Gradeflation is very real.
Open up any exam paper from 20 years ago, check the admissions requirements for anything back in the 2000s, and you'll be thinking: "they had it so easy back then".
Nowadays, look around you and you see tutoring centres full of students, people taking extra lessons here and there. Everyone's grinding. Everyone's improving.
That's the reality of gradeflation. When a cohort of students collectively pushes harder, the bar rises because the people rise.
There's a Chinese concept called neijuan that names this feeling exactly. It's not so much a rat race as it is a cultural phenomenon of everyone striving to gain a competitive edge, and as a result, getting a 90+, getting into a top university, standing out at all, becomes harder every single year.
So what do you do? You do what any logical person does: get a tutor, work an extra few hours, push yourself to the very top. And that works, until it doesn't. It stops working because when everyone else does the same thing, every advantage disappears.
You're not alone
Everyone in your cohort has felt this. And most of them resent it: the system, the tutors, the competition, the privilege of others. But that's the wrong thing to resent.
The 2010s graduate thought the same thing. So did the 2000s graduate. So did the 1990s graduate. Every generation has gone through gradeflation. Just like how inflation quietly raises the cost of living each year, gradeflation has quietly raised the standard.
Objectively, you are more capable than any of those graduates were at your age. The curve keeps moving upwards, and yes, that means you're always running to keep up with it. But that's kind of the point. It means the floor keeps rising, and you're part of a generation that's genuinely better than the ones that came before.
This goes for parents too. Parents often push the gradeflation agenda, extra work, extra classes, because they're training their kids for the world they grew up in, where a bit of extra effort actually separated you. But the bar has moved. Every student is doing the extra work now. Pushing harder inside a system that's already saturated doesn't give kids an edge, it just exhausts them earlier.
Capability vs direction
With this in mind, you have two options. You either keep taking part in gradeflation, working longer, squeezing out every last competitive edge you have against your peers. Or you find a direction.
Gradeflation has no direction. You don't know what you're doing it for, it's painful, but you do it anyway. It gets you good grades and probably good status too, but at the expense of your time and your purpose.
Students tie their capability up with neijuan. The harder you work, the more capable you are, so they chase that endlessly.

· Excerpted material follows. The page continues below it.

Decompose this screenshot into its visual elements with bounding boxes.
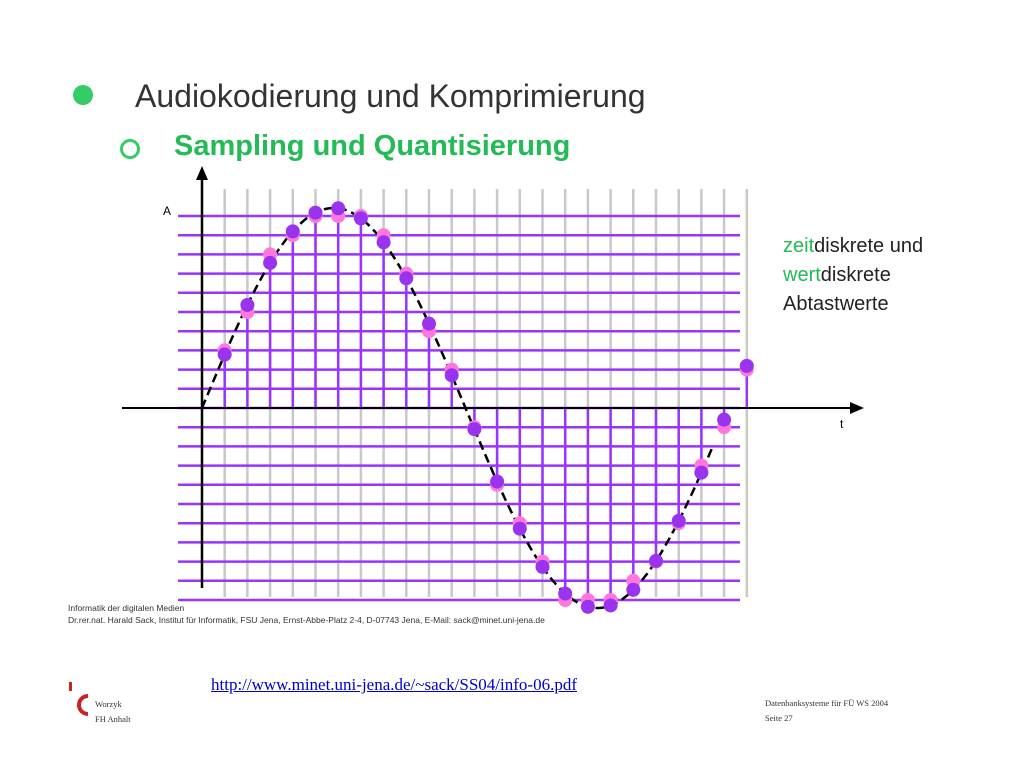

That's why everyone asks how many hours they should be studying a day. They don't want to feel left behind. But there's no finish line. The standards only ever go up, and if that's all you're running towards, you'll be running forever.
Even after school, this phenomenon persists. In uni and job applications, the same thing happens with CVs, LinkedIn profiles, internship applications. Everyone's credentials have inflated so much that the credential is no longer the differentiator. Without any direction, you're thrown into a cesspit of students all fighting to make it out, all doing the exact same things, all wondering why nothing is working.

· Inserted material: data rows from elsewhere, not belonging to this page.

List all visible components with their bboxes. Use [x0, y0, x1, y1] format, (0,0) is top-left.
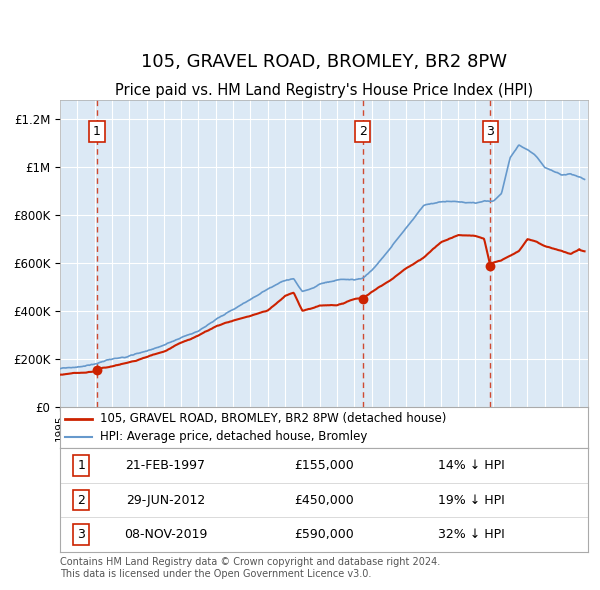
Text: £450,000: £450,000 [294, 493, 354, 507]
Text: 14% ↓ HPI: 14% ↓ HPI [439, 459, 505, 472]
Text: 3: 3 [77, 528, 85, 541]
Text: 105, GRAVEL ROAD, BROMLEY, BR2 8PW (detached house): 105, GRAVEL ROAD, BROMLEY, BR2 8PW (deta… [100, 412, 446, 425]
Text: 1: 1 [93, 125, 101, 138]
Text: 105, GRAVEL ROAD, BROMLEY, BR2 8PW: 105, GRAVEL ROAD, BROMLEY, BR2 8PW [141, 53, 507, 71]
Text: 08-NOV-2019: 08-NOV-2019 [124, 528, 207, 541]
Text: 32% ↓ HPI: 32% ↓ HPI [439, 528, 505, 541]
Text: £155,000: £155,000 [294, 459, 354, 472]
Text: 1: 1 [77, 459, 85, 472]
Text: HPI: Average price, detached house, Bromley: HPI: Average price, detached house, Brom… [100, 430, 367, 443]
Point [485, 261, 495, 270]
Text: 3: 3 [486, 125, 494, 138]
Text: 21-FEB-1997: 21-FEB-1997 [125, 459, 206, 472]
Point [92, 365, 101, 375]
Text: 2: 2 [359, 125, 367, 138]
Text: 29-JUN-2012: 29-JUN-2012 [126, 493, 205, 507]
Point [358, 294, 368, 304]
Text: £590,000: £590,000 [294, 528, 354, 541]
Text: 19% ↓ HPI: 19% ↓ HPI [439, 493, 505, 507]
Text: Price paid vs. HM Land Registry's House Price Index (HPI): Price paid vs. HM Land Registry's House … [115, 83, 533, 99]
Text: Contains HM Land Registry data © Crown copyright and database right 2024.
This d: Contains HM Land Registry data © Crown c… [60, 557, 440, 579]
Text: 2: 2 [77, 493, 85, 507]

The people who actually stand out do something different. They are still exceptionally hard workers, but their efforts go towards something specific. They don't ask whether they're studying enough because the question doesn't really come up. They already know what they're working for.
No one has ever gotten somewhere worth going by worrying about lagging behind in gradeflation. Your generation is the best it has ever been, and the worst it ever will be. The resources are there, the precedents are there. The only question is whether you're spending your energy on direction, or on anxiety.
A simple way to start thinking about it: what's the thing you'd keep working on even if nobody was grading you on it? Not a hobby, not something you feel like you should say. The thing you actually find yourself doing when nobody's watching. That's probably closer to your direction than any exam result ever will be.
A different lens
Think about it the other way. Yes, it was easier to do well back then. But knowledge and resources were far less accessible too. Imagine trying to understand calculus without a 3Blue1Brown animation to visualise it, and instead having to work through a manuscript from your local library. That's what people dealt with.
The better way to look at the past is not "they had it easier" but "look what was built with less." NASA landed on the moon with 4KB of RAM. The people who built the things you use every day had a fraction of the information, tools, and access you have right now. The floor is high, but the ceiling is practically limitless.
The people who look back on this period without regret won't be the ones who studied the hardest in that tutoring centre. They'll be the ones who figured out what they were doing all of it for. Gradeflation will keep rising regardless. The difference is whether you're being carried along by it, or actually going somewhere.